The practice of branding your body is a rare practice, but it is now gaining and is gaining popularity. America’s resident representative of how-the-hell-did-that-guy-pull-her, Pete Davidson, went under the blade (or iron) according to his girlfriend Kim Kardashian. In March, she was on The Ellen Show and talked about their relationship. Davidson reportedly added another marking to his collection of tattoos, but her name was actually engraved across his body.

Scarification is the word that branding falls under. Specifically, branding refers to the act of burning the body. A recent picture of Davidson would indicate that his branding has a darker hue (similar to ink) due to the burning. Patients who undergo scarification typically have pinkish hues of the tissue underneath.

But, branding is actually the result of scarification’s long history. Different cultures of indigenous tribes were known to brand or cut their bodies to create body art. The branding as well as the body markings were taken by colonizers. On one side, we had modern tattooing, and on the other, slave owners used it to establish control over their captives to show proof of ownership or punishment.

How did we get to this stage? This art form has gone from cultural importance to unethical practices on livestock and slaves to tributes to vocally celebrity fried and overexposed.

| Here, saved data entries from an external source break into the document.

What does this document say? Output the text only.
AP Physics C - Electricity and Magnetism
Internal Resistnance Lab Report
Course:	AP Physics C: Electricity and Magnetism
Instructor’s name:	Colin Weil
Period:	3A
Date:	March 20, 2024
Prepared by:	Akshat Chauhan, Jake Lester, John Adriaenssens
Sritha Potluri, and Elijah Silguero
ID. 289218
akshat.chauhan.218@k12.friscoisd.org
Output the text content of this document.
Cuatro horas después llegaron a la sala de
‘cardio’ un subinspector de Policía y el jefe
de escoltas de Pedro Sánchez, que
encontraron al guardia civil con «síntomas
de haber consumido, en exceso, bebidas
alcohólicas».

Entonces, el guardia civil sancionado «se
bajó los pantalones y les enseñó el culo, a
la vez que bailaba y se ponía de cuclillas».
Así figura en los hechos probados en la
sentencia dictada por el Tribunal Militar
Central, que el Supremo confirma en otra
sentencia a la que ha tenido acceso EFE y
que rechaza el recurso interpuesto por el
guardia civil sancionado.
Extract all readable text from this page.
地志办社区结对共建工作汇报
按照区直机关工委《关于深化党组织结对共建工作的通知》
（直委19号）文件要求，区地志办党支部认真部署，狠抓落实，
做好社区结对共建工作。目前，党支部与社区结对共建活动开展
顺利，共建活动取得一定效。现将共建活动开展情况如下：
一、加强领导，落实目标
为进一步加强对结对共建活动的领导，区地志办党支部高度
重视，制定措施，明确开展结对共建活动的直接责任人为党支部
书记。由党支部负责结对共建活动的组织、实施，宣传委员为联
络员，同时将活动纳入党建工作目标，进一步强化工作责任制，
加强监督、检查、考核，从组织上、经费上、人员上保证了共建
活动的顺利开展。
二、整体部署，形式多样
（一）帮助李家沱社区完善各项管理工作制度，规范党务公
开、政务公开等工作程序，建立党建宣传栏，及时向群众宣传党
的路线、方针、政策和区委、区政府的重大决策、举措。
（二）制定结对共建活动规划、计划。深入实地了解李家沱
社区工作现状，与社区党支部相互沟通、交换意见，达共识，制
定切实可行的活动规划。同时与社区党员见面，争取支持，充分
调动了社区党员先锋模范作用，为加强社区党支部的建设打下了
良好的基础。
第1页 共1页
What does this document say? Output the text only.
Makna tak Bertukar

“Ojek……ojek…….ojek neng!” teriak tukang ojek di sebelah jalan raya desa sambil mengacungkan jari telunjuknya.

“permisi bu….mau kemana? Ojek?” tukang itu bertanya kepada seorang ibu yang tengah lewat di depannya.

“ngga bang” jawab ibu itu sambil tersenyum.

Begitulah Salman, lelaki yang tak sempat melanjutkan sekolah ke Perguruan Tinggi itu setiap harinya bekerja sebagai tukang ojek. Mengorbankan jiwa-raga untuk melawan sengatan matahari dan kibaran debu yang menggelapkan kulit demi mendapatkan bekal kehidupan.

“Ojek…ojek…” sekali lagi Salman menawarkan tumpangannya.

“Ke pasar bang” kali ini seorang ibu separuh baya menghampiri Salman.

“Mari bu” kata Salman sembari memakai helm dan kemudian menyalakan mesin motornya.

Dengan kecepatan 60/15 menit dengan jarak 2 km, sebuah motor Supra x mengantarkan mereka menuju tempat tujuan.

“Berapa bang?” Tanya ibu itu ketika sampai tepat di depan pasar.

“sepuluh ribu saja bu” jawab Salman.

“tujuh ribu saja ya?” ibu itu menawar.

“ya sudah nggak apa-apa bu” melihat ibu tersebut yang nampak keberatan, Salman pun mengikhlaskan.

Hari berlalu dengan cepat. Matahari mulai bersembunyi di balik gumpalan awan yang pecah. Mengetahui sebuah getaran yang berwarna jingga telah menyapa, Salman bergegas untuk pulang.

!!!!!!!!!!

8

It’s a remarkable cross-section between the two. It could be an everyday occurrence within the body mod/tattoo community. Although it is not an addiction, tattooing or body modification tends to be repeated activities. It is rare to find one person without a tattoo.

Because Davidson has been covered by tattoos (some of which he’s in the process of getting rid of) It’s likely that his desire was to take it to the intensity to prove his loyalty. Kardashian talked to Ellen Degeneres about Davidson’s thoughts on branding.

“‘I do not wish to get rid of the mark or conceal it, and I just wanted it there like a scar on me,” said Kardashian.

Some may see the gesture as sweet however the method is not as exact or secure as getting a tattoo. This is more likely to be infected and the damage is permanent. This is not a good option suitable for people who are easily triggered However, it is part of the body of Davidson.